Super Bowl 2026: quanto custa anunciar no intervalo?
NBCU esgota inventário para o Super Bowl 2026 com antecedência após forte demanda das marcas

O Super Bowl consolida-se como o espaço mais valorizado da TV global, atraindo investimentos recordes a cada edição (Créditos: Shutterstock AI)
Com a aproximação do Super Bowl LX, que acontecerá no próximo dia 8 de fevereiro, o mercado publicitário global volta seus olhos para a NBCUniversal, detentora dos direitos de transmissão desta edição nos Estados Unidos.
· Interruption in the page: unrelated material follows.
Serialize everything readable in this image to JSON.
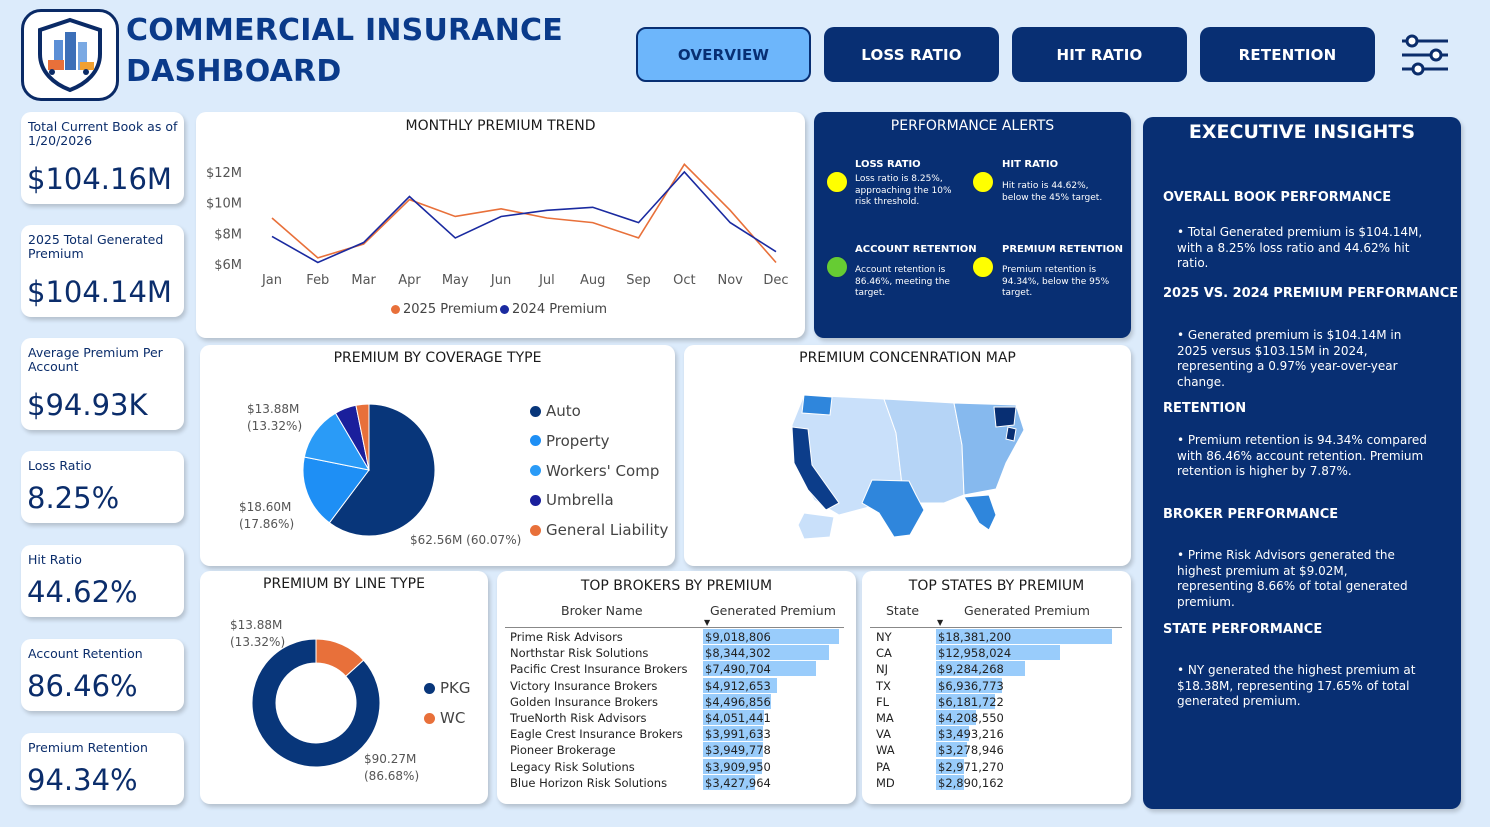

O movimento de negociações, iniciado ainda em março de 2025, revela um cenário de valorização contínua e estratégias agressivas de vendas casadas para garantir espaço no evento de maior audiência da TV norte-americana.
No início das rodadas de negociação, o preço base para uma inserção de 30 segundos girava em torno de US$ 7 milhões. Contudo, a alta demanda elevou o patamar das negociações. Atualmente, fontes do mercado, questionadas pelo AdAge, indicam que a rede pediu cerca de US$ 9 milhões por uma cota nacional de 30 segundos.
Além do valor nominal, a NBCU tem condicionado a venda a pacotes de investimento cross-plataforma. Segundo Michael Magnusson, CEO da Pinnacle Advertising, a rede passou a exigir um “match” de investimento: para garantir os US$ 9 milhões no Super Bowl, a marca deve comprometer outros US$ 9 milhões em inventário para as Olimpíadas de Inverno de 2026. Esse modelo eleva o compromisso inicial de novos anunciantes para a casa dos US$ 18 milhões.
A evolução dos custos nos últimos anos
Para compreender o salto nos valores de 2026, é necessário observar a trajetória de preços da última meia década. O custo do comercial de 30 segundos na partida final da NFL manteve uma curva ascendente acentuada. Confira a evolução dos preços médios:
- 2020: US$ 5,6 milhões
- 2021: US$ 5,5 milhões
- 2022: US$ 6,5 milhões
- 2023: US$ 7,0 milhões
- 2024: US$ 7,0 milhões
- 2025: US$ 7,0 – 7,5 milhões
- 2026: US$ 9,0 milhões
Na prática, o valor atual representa um custo aproximado de US$ 300 mil por segundo de exposição. Apesar das cifras vultosas, a escassez de inventário ditou o ritmo: todos os espaços para 2026 foram esgotados em setembro de 2025, meses antes da final.
O desempenho da Fox em 2025 e o rodízio das emissoras
A variação de preços e a estratégia de vendas também são influenciadas pelo sistema de rodízio da NFL, que alterna a transmissão da final entre as quatro grandes redes dos EUA: CBS, Fox, NBC e ABC/ESPN. Em 2025, a responsabilidade coube à Fox, que capitalizou sobre a demanda sem precedentes.
A emissora reportou ter gerado aproximadamente US$ 800 milhões em receita publicitária com a transmissão do Super Bowl LIX. Na ocasião, a rede conseguiu comercializar cotas específicas por até US$ 8 milhões, contando com anunciantes de peso como PepsiCo, Anheuser-Busch InBev, Instacart, Stellantis e Unilever.
Para 2026, a NBCUniversal já sinaliza que os setores de bens de consumo (CPG), entretenimento, finanças e bebidas alcoólicas lideram os investimentos. A rede também registrou um crescimento de 20% no investimento digital em torno do evento e confirmou que 90% de todo o seu inventário da temporada regular da NFL já está vendido, para além do Super Bowl.